A distributed streaming execution library for Apache DataFusion.
datafusion-dist enables distributed query execution for DataFusion, allowing you to scale analytical workloads across multiple nodes.
- The application sends a physical plan to the runtime, which returns data stream back to the application.
- The cluster manages nodes and their states; the runtime sends heartbeats to the cluster periodically.
- The planner breaks down the physical plan into stages.
- The scheduler assigns stages to nodes based on cluster state.
- The executor runs tasks.
- The network layer handles communication between nodes.
Consider a SQL query: SELECT * FROM t1 JOIN t2 ON t1.name = t2.name
- The application parses the SQL and creates a physical plan:
CoalesceBatchesExec: target_batch_size=8192
HashJoinExec: mode=Partitioned, join_type=Inner, on=[(name@0, name@0)]
CoalesceBatchesExec: target_batch_size=8192
RepartitionExec: partitioning=Hash([name@0], 12), input_partitions=2
DataSourceExec: partitions=2, partition_sizes=[1, 1]
CoalesceBatchesExec: target_batch_size=8192
RepartitionExec: partitioning=Hash([name@0], 12), input_partitions=2
DataSourceExec: partitions=2, partition_sizes=[1, 1]
- The application sends the physical plan to the runtime.
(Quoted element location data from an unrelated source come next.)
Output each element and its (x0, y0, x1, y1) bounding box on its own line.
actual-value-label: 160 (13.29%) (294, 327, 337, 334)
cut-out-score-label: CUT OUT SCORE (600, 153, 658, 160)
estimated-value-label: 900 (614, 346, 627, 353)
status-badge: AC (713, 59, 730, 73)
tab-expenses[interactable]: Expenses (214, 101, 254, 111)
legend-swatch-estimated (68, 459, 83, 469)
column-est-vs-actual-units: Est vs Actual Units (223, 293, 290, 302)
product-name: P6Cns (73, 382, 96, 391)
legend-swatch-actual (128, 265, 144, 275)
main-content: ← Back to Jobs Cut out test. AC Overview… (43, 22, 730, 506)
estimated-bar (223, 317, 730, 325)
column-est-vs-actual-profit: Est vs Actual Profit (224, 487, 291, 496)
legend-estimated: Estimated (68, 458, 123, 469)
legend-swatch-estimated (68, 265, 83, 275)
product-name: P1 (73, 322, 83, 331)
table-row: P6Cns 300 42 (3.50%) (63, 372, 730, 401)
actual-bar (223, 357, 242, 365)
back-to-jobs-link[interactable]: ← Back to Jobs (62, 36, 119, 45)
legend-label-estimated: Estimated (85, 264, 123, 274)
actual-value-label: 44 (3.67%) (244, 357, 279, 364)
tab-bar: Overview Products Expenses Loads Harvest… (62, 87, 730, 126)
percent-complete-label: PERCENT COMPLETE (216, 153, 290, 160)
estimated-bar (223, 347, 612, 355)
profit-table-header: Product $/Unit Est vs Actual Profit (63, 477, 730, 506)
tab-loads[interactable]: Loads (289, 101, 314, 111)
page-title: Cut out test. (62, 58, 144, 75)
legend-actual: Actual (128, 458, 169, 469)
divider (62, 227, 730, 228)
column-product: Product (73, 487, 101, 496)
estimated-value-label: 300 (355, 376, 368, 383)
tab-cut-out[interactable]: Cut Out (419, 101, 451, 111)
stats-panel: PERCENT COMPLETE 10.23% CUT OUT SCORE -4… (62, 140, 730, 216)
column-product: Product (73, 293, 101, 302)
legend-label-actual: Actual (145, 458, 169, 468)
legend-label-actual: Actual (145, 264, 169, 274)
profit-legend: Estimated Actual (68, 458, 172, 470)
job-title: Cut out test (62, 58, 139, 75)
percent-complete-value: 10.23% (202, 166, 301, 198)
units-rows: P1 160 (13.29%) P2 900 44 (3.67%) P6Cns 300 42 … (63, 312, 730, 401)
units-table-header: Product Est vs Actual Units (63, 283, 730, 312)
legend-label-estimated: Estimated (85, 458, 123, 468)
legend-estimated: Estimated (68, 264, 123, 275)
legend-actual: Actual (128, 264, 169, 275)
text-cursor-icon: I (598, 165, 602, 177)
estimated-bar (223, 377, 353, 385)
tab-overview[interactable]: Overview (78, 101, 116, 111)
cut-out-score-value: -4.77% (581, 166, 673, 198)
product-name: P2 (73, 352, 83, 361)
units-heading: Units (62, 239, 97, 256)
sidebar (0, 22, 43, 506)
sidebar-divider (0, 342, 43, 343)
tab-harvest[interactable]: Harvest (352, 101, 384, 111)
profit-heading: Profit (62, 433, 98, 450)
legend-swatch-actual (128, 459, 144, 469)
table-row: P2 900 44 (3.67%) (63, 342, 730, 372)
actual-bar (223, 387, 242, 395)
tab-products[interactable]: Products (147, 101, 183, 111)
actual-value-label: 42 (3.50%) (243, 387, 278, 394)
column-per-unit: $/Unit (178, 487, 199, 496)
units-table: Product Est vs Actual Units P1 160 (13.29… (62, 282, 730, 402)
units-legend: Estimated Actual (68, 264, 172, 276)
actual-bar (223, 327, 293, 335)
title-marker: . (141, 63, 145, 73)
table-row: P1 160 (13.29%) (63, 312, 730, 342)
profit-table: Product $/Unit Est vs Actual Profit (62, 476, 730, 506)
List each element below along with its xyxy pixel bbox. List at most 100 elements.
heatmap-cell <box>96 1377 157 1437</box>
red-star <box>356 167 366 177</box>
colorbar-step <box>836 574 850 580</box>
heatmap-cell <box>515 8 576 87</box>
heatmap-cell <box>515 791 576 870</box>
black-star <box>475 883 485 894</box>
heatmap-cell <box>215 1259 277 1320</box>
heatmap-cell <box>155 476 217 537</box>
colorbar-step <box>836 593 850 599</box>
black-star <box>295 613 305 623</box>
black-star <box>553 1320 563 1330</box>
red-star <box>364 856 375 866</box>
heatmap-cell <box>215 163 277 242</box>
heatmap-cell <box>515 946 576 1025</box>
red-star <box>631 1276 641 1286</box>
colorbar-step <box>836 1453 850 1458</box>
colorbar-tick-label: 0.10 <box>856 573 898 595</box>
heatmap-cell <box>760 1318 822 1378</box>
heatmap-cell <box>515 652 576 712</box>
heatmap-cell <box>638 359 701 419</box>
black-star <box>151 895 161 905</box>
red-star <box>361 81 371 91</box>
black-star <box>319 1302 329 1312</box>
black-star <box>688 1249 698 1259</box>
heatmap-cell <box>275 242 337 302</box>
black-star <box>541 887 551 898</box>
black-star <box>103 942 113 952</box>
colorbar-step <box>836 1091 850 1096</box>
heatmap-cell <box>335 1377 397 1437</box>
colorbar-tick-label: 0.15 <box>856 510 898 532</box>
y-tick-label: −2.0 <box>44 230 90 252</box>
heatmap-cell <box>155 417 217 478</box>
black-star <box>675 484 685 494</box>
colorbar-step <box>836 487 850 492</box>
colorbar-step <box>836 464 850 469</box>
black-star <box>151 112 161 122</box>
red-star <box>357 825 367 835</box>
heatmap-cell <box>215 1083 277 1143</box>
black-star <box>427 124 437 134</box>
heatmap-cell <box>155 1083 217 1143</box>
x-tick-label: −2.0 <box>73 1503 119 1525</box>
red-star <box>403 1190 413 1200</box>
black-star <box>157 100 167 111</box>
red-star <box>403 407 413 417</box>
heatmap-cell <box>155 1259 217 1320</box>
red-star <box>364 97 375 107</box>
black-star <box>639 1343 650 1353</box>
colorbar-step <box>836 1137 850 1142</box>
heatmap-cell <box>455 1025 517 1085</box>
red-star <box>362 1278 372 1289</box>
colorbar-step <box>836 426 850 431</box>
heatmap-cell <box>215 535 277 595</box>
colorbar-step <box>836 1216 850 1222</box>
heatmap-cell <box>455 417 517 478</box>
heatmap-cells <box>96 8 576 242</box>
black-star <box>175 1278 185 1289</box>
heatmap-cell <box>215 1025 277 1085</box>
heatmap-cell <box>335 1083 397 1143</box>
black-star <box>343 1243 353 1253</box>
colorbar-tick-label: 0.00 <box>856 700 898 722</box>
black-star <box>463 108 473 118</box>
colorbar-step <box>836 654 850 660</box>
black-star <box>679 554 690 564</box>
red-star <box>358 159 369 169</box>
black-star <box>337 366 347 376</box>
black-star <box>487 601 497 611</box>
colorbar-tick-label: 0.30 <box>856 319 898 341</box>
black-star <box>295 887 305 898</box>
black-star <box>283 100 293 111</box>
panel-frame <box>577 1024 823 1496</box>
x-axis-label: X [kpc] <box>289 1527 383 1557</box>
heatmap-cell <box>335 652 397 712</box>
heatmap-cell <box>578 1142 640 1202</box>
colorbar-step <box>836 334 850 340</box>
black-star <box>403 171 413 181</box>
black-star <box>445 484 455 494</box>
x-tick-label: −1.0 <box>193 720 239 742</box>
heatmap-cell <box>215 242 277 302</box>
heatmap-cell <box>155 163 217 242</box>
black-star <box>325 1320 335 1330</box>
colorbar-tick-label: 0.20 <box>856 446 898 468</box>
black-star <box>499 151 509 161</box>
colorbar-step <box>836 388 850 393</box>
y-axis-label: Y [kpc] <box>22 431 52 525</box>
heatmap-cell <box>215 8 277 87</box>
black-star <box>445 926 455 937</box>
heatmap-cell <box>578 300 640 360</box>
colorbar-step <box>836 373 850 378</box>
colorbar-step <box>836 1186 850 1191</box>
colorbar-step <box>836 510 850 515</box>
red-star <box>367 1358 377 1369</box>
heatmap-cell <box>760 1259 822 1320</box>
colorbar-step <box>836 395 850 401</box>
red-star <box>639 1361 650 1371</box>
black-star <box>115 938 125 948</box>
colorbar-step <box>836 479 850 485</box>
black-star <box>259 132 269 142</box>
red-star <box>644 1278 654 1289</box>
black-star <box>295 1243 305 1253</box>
The runtime uses the planner to break down the physical plan into stages:
===============Stage 0 (partitions=12)===============
CoalesceBatchesExec: target_batch_size=8192
HashJoinExec: mode=Partitioned, join_type=Inner, on=[(name@0, name@0)]
ProxyExec: delegated_plan=CoalesceBatchesExec, delegated_stage=2
ProxyExec: delegated_plan=CoalesceBatchesExec, delegated_stage=1
===============Stage 1 (partitions=12)===============
CoalesceBatchesExec: target_batch_size=8192
RepartitionExec: partitioning=Hash([name@0], 12), input_partitions=2
DataSourceExec: partitions=2, partition_sizes=[1, 1]
===============Stage 2 (partitions=12)===============
CoalesceBatchesExec: target_batch_size=8192
RepartitionExec: partitioning=Hash([name@0], 12), input_partitions=2
DataSourceExec: partitions=2, partition_sizes=[1, 1]
- The runtime uses the scheduler to assign stages to nodes:
0/{0,3,6,9},1/{0,1,2,3,4,5,6,7,8,9,10,11}->localhost:50060, 0/{1,4,7,10}->localhost:50070, 0/{2,5,8,11},2/{0,1,2,3,4,5,6,7,8,9,10,11}->localhost:50080
- The runtime returns tickets to the application, which can use them to fetch the data stream.
- Distributed streaming execution for DataFusion plans
- Pluggable cluster management (PostgreSQL supported)
- Pluggable network layer (Tonic/gRPC supported)
- Extensible planner for custom stage planning
- Extensible scheduler for custom task scheduling
- Extensible executor for custom task execution
datafusion-dist/
├── dist/ # Core distributed execution library
├── clusters/
│ └── postgres/ # PostgreSQL-based cluster management
├── networks/
│ └── tonic/ # gRPC network layer using Tonic
└── integration-tests/ # Integration test suite
This project is licensed under the MIT License — see the LICENSE file for details.